Regolamentare il settore, in maniera semplice e chiara per ottenere risultati concreti e non solo per aumentare la burocrazia. È un quadro articolato quello sulle lobby che esce dal ciclo di audizioni in commissione Affari costituzionali al Senato sul ddl “Disciplina dell’attività di rappresentanza di interessi particolari nelle relazioni istituzionali” in cui, però, abbondano i punti in comune. Sul registro obbligatorio tutti sono d’accordo (anche se con qualche sfumatura diversa), mentre emerge qualche distanza sulla gestione delle cosiddette ‘revolving door’, cioè il passaggio tra pubblica amministrazione e società di rappresentazione di interessi.

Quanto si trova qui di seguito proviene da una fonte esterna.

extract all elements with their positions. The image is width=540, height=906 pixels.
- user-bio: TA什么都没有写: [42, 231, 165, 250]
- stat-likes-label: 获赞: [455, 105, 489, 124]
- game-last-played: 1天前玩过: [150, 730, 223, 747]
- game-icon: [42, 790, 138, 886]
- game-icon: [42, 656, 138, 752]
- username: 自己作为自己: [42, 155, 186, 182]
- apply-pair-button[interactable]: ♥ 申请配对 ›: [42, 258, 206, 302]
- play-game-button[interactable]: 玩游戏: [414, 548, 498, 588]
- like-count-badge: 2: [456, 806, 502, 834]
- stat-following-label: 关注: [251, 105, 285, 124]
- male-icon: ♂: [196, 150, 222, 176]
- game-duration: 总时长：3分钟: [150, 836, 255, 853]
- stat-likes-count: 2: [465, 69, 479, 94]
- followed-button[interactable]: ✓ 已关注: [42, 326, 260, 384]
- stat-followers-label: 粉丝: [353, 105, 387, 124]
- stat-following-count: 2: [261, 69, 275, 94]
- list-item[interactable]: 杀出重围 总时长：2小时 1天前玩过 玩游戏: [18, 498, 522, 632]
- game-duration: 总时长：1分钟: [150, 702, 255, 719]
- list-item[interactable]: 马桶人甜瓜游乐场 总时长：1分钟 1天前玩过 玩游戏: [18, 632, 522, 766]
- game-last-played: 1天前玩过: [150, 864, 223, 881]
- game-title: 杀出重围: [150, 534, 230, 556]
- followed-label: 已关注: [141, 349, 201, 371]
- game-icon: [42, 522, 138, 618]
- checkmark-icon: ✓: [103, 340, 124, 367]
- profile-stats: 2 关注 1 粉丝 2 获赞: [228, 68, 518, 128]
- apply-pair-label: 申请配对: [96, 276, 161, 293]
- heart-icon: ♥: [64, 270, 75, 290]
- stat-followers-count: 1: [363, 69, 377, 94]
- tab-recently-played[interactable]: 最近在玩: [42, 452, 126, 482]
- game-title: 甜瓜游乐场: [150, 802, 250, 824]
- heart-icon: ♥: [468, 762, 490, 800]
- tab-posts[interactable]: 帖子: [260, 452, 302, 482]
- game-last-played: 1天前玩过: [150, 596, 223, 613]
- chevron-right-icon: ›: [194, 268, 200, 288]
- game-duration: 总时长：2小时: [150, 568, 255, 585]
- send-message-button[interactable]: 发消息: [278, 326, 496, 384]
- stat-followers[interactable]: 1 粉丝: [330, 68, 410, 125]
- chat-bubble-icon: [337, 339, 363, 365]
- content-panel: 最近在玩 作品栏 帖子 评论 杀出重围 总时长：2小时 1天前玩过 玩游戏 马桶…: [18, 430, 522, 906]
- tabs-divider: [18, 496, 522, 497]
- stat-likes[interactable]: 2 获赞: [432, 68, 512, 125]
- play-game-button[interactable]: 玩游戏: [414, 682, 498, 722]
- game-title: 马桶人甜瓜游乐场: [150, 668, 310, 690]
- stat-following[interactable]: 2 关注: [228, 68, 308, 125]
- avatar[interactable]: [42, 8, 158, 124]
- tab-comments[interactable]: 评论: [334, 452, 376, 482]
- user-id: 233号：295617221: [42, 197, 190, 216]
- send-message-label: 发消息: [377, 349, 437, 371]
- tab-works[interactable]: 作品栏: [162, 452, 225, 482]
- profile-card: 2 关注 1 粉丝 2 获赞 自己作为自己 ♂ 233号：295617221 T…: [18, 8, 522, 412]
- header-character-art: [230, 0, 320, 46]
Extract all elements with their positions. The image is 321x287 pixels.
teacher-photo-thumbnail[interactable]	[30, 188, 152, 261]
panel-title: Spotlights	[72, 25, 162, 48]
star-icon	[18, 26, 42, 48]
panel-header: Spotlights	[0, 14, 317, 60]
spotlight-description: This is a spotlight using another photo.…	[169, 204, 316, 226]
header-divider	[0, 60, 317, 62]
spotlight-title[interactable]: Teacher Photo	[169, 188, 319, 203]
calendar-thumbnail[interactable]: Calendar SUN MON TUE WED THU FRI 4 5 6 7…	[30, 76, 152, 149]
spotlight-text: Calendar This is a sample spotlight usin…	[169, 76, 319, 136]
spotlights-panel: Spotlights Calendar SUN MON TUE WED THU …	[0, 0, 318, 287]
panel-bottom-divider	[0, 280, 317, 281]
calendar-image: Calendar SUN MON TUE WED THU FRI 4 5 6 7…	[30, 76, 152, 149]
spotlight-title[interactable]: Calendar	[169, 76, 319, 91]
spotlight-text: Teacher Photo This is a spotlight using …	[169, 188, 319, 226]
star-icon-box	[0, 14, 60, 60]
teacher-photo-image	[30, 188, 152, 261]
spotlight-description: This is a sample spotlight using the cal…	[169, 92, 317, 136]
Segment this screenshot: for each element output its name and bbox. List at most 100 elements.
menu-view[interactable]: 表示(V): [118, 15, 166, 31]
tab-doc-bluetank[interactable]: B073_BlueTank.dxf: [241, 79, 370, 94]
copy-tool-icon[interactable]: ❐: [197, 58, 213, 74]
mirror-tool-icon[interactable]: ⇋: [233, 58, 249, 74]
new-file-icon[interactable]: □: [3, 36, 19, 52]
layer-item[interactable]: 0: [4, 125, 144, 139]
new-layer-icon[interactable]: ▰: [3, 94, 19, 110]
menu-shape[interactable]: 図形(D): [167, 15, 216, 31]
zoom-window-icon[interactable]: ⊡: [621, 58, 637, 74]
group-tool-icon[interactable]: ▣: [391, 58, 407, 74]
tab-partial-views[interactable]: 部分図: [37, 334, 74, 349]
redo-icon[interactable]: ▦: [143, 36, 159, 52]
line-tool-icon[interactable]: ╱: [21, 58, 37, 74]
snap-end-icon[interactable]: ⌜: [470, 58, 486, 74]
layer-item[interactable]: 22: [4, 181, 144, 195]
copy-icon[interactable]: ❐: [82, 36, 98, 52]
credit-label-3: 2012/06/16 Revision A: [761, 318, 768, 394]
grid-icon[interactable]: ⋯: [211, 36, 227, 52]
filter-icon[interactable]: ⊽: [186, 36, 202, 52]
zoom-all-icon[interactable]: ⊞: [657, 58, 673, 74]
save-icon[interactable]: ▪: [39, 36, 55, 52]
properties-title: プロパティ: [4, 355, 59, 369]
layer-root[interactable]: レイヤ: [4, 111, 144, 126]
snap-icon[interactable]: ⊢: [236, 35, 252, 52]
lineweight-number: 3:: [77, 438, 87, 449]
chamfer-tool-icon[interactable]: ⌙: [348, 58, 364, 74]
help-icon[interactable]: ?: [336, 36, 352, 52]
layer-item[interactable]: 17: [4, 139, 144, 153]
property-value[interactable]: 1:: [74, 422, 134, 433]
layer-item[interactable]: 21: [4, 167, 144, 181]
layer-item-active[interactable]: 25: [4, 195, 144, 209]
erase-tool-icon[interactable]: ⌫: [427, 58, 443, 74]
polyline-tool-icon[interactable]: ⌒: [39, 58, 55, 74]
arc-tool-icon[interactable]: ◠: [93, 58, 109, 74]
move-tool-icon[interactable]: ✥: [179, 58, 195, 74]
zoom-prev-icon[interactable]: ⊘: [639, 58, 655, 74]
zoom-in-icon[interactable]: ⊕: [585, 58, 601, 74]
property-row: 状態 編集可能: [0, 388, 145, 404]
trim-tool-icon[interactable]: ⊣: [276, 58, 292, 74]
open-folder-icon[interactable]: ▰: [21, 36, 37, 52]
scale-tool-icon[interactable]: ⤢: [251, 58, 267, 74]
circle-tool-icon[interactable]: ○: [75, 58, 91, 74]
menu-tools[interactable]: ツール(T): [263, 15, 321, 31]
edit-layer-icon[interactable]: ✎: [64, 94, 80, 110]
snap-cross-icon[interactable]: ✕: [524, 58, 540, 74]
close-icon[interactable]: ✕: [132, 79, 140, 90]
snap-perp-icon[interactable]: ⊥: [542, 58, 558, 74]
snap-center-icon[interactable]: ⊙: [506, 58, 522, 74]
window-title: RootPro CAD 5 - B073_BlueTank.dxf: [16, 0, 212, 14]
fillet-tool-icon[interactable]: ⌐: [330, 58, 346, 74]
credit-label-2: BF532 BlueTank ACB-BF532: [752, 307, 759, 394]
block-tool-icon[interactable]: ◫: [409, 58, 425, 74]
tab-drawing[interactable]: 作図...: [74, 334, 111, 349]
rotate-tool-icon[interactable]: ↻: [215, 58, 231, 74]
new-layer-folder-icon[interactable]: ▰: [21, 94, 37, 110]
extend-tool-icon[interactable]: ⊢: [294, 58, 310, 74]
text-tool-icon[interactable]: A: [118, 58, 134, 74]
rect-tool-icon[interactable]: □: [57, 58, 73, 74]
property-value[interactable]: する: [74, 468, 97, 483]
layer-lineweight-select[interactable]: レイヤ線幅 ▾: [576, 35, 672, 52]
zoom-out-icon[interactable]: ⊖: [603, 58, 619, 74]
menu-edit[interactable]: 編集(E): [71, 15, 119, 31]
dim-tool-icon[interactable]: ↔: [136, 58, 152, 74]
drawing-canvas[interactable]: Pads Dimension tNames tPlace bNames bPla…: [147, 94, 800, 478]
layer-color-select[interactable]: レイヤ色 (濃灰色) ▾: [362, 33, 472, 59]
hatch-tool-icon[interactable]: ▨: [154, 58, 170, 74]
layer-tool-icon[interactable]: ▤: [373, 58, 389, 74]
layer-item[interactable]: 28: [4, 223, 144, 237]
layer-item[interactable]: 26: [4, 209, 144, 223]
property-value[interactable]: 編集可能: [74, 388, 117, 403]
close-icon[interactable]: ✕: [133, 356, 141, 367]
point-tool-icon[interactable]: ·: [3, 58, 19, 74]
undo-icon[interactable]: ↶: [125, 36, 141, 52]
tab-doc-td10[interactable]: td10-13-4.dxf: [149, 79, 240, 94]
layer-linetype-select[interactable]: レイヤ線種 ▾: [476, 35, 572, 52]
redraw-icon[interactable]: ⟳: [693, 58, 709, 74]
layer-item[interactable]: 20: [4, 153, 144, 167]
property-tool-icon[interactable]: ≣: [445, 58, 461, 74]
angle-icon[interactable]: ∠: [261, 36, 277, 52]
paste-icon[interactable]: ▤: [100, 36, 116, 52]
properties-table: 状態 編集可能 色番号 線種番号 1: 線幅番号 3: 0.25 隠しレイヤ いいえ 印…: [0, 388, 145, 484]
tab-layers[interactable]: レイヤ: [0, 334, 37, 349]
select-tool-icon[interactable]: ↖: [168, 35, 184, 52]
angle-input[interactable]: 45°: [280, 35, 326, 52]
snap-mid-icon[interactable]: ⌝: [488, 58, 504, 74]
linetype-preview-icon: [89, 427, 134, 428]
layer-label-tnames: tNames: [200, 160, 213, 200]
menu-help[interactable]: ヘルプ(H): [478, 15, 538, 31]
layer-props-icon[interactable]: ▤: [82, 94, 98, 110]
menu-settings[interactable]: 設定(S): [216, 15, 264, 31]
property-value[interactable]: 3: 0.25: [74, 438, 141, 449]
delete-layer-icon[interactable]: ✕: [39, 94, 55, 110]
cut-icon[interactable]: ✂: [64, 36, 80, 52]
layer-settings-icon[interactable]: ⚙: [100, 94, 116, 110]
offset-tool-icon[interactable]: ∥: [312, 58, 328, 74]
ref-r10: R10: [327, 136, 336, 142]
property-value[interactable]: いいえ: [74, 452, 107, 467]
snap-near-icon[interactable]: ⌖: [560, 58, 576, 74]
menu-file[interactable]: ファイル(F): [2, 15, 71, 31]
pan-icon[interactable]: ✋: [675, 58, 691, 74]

REGISTRO OBBLIGATORIO: OK QUASI UNANIME

Ferpi, Sec, il Chiostro, FB & Associati e Open Gate Italia, concordano sull’obbligatorietà del Registro a cui i portatori di interesse devono iscriversi, così come stabilito dal ddl. L’unica sfumatura è quella di Reti, per cui il Registro dovrebbe essere volontario e prevedere meccanismi di premialità. Secondo Sec, invece, per le società di consulenza il Registro dovrebbe essere ancora più ‘stringente’ perchè queste dovrebbero pubblicare anche i nominativi dei clienti per i quali svolgono l’attività e dei relativi compensi. Per il Chiostro, l’iscrizione dovrebbe essere consentita solo a chi rispetta determinati requisiti di onorabilità, mentre per FB dovrebbe essere accompagnato da un codice deontologico da sottoscrivere.

Anche per Open Gate gli iscritti al Registro dovrebbero essere tenuti al rispetto di un codice deontologico di condotta che possa rappresentare una codificazione di quelle best practices che i rappresentanti, ma anche i decisori pubblici, dovranno seguire. Molti rappresentanti hanno poi espresso la necessità che anche le associazioni di categoria, come sindacati, Confindustria o l’Anci, siano comprese, e quindi regolati, come portatori di interessi. Quasi unanime anche la necessità che il Registro sia unico e non diviso per amministrazioni.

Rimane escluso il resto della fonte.